Jeremy Ogden (born in 1975 in the Philly suburbs) was a goaltender for the Colorado Mammoth in the National Lacrosse League and started for the Colorado Sabertooths National Championship teams in 2012 and 2013. He played college lacrosse for Colorado State University from 1993 to 1995. In 2006, he was named to the United States indoor Lacrosse Team to compete in the World Indoor Lacrosse Championship in 2007 but did not see any action in the Bronze Medal campaign. A year later in the 2008/2009 National Lacrosse League season he was signed by the Colorado Mammoth as a goalie. As a member of the Mammoth, he saw minimal action in one game in his home town of Philadelphia. During an exhibition season in 2009, the Colorado Sabertooths lacrosse team competed in the Freedom Cup sponsored by USA Indoor Lacrosse in Philadelphia, PA. After defeating all of the other regional and state teams they lost to Team USA's entry to the tournament, finishing as National Runners-Up in their inaugural year.

==Career==
Due to a statistical anomaly, Jeremy is credited with the lowest GAA in the entire NLL for the 2009 season with an average of 0.0 goals allowed. He faced zero shots during this appearance. He set several more notable records at Colorado State University as a starting freshman and sophomore, (Most saves in a Game with 33, Most starts by a freshman with 14, Most shots faced in a game at 59), but those records were later wiped off the books when the coaching regime changed at CSU in the late 1990s. After being named a MILA/CILL All-Star in August 2012, he faced the newest incarnation of Team USA in an exhibition game at the Sears Centre outside Chicago. Playing in Tandem with another goalie, the pair carried their squad to a 14–8 victory. Ogden started the second half, stopping 28 shots and allowing only 3 goals. Ogden never lost a game as the starting goalie for the Sabertooths, and was named a Star of the Championship Game in 2012, defeating the previous years champions, the Grand Rapids Dragonfish 13–6. Ogden allowed 4 goals and tallied more than 30 saves, before stepping aside for his backup with under five minutes to go in the match.
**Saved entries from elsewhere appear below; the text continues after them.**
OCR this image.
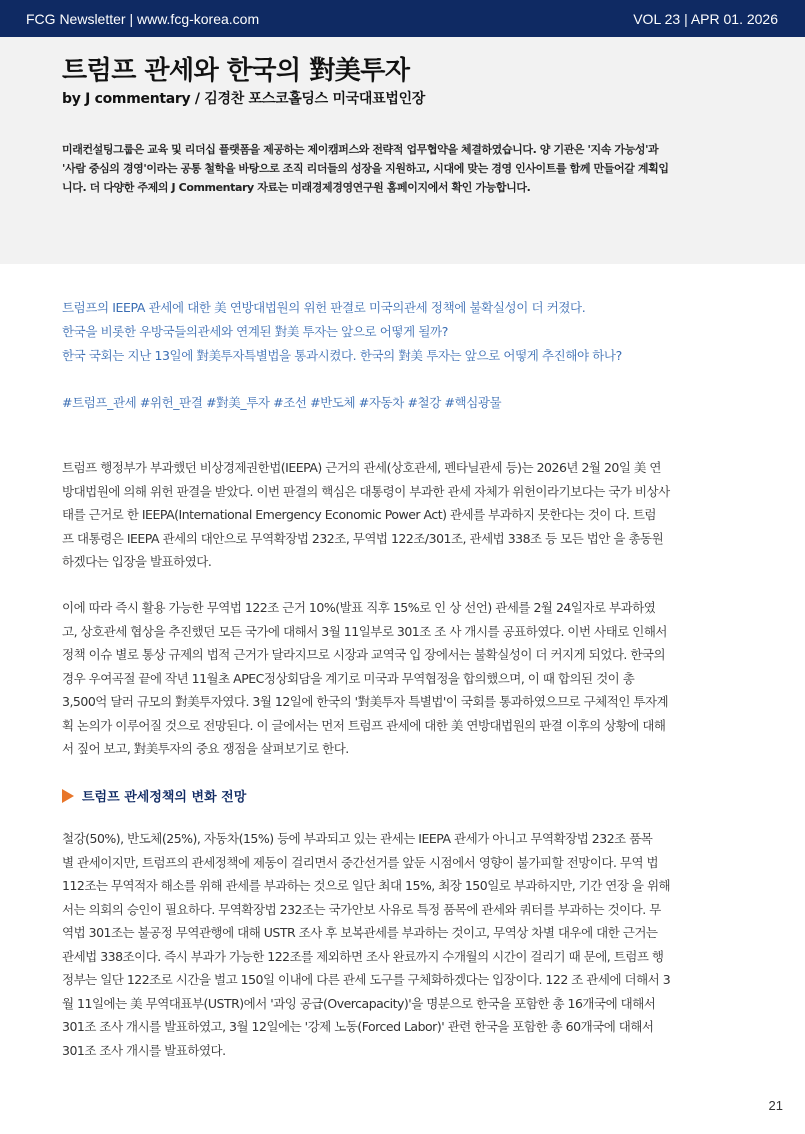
FCG Newsletter | www.fcg-korea.com	VOL 23 | APR 01. 2026
트럼프 관세와 한국의 對美투자
by J commentary / 김경찬 포스코홀딩스 미국대표법인장

미래컨설팅그룹은 교육 및 리더십 플랫폼을 제공하는 제이캠퍼스와 전략적 업무협약을 체결하였습니다. 양 기관은 '지속 가능성'과

'사람 중심의 경영'이라는 공통 철학을 바탕으로 조직 리더들의 성장을 지원하고, 시대에 맞는 경영 인사이트를 함께 만들어갈 계획입

니다. 더 다양한 주제의 J Commentary 자료는 미래경제경영연구원 홈페이지에서 확인 가능합니다.

트럼프의 IEEPA 관세에 대한 美 연방대법원의 위헌 판결로 미국의관세 정책에 불확실성이 더 커졌다.

한국을 비롯한 우방국들의관세와 연계된 對美 투자는 앞으로 어떻게 될까?

한국 국회는 지난 13일에 對美투자특별법을 통과시켰다. 한국의 對美 투자는 앞으로 어떻게 추진해야 하나?

#트럼프_관세 #위헌_판결 #對美_투자 #조선 #반도체 #자동차 #철강 #핵심광물

트럼프 행정부가 부과했던 비상경제권한법(IEEPA) 근거의 관세(상호관세, 펜타닐관세 등)는 2026년 2월 20일 美 연

방대법원에 의해 위헌 판결을 받았다. 이번 판결의 핵심은 대통령이 부과한 관세 자체가 위헌이라기보다는 국가 비상사

태를 근거로 한 IEEPA(International Emergency Economic Power Act) 관세를 부과하지 못한다는 것이 다. 트럼

프 대통령은 IEEPA 관세의 대안으로 무역확장법 232조, 무역법 122조/301조, 관세법 338조 등 모든 법안 을 총동원

하겠다는 입장을 발표하였다.

이에 따라 즉시 활용 가능한 무역법 122조 근거 10%(발표 직후 15%로 인 상 선언) 관세를 2월 24일자로 부과하였

고, 상호관세 협상을 추진했던 모든 국가에 대해서 3월 11일부로 301조 조 사 개시를 공표하였다. 이번 사태로 인해서

정책 이슈 별로 통상 규제의 법적 근거가 달라지므로 시장과 교역국 입 장에서는 불확실성이 더 커지게 되었다. 한국의

경우 우여곡절 끝에 작년 11월초 APEC정상회담을 계기로 미국과 무역협정을 합의했으며, 이 때 합의된 것이 총

3,500억 달러 규모의 對美투자였다. 3월 12일에 한국의 '對美투자 특별법'이 국회를 통과하였으므로 구체적인 투자계

획 논의가 이루어질 것으로 전망된다. 이 글에서는 먼저 트럼프 관세에 대한 美 연방대법원의 판결 이후의 상황에 대해

서 짚어 보고, 對美투자의 중요 쟁점을 살펴보기로 한다.

트럼프 관세정책의 변화 전망

철강(50%), 반도체(25%), 자동차(15%) 등에 부과되고 있는 관세는 IEEPA 관세가 아니고 무역확장법 232조 품목

별 관세이지만, 트럼프의 관세정책에 제동이 걸리면서 중간선거를 앞둔 시점에서 영향이 불가피할 전망이다. 무역 법

112조는 무역적자 해소를 위해 관세를 부과하는 것으로 일단 최대 15%, 최장 150일로 부과하지만, 기간 연장 을 위해

서는 의회의 승인이 필요하다. 무역확장법 232조는 국가안보 사유로 특정 품목에 관세와 쿼터를 부과하는 것이다. 무

역법 301조는 불공정 무역관행에 대해 USTR 조사 후 보복관세를 부과하는 것이고, 무역상 차별 대우에 대한 근거는

관세법 338조이다. 즉시 부과가 가능한 122조를 제외하면 조사 완료까지 수개월의 시간이 걸리기 때 문에, 트럼프 행

정부는 일단 122조로 시간을 벌고 150일 이내에 다른 관세 도구를 구체화하겠다는 입장이다. 122 조 관세에 더해서 3

월 11일에는 美 무역대표부(USTR)에서 '과잉 공급(Overcapacity)'을 명분으로 한국을 포함한 총 16개국에 대해서

301조 조사 개시를 발표하였고, 3월 12일에는 '강제 노동(Forced Labor)' 관련 한국을 포함한 총 60개국에 대해서

301조 조사 개시를 발표하였다.

21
In his adopted home state of Colorado, Jeremy won more than a dozen championships with 7 teams.

==Coaching==
He coached for the Alexander Dawson School boys' lacrosse teams from 2006 until 2011.

==Retirement==
On September 19, 2013, Ogden sustained a serious concussion in an exhibition game mid-season and was forced to retire from elite lacrosse. As he recovered from the concussion, Ogden tried his hand in the announcing booth. He commentated the 2013 Continental Indoor Lacrosse League's National Championship Game between his Colorado Sabertooths and the Chicago Outlaws for the National broadcast of the game on In Lax We Trust Radio.

In retirement, Ogden is coaching youth box lacrosse goalies locally and across the country in clinics and camps, as well as private lessons for some students.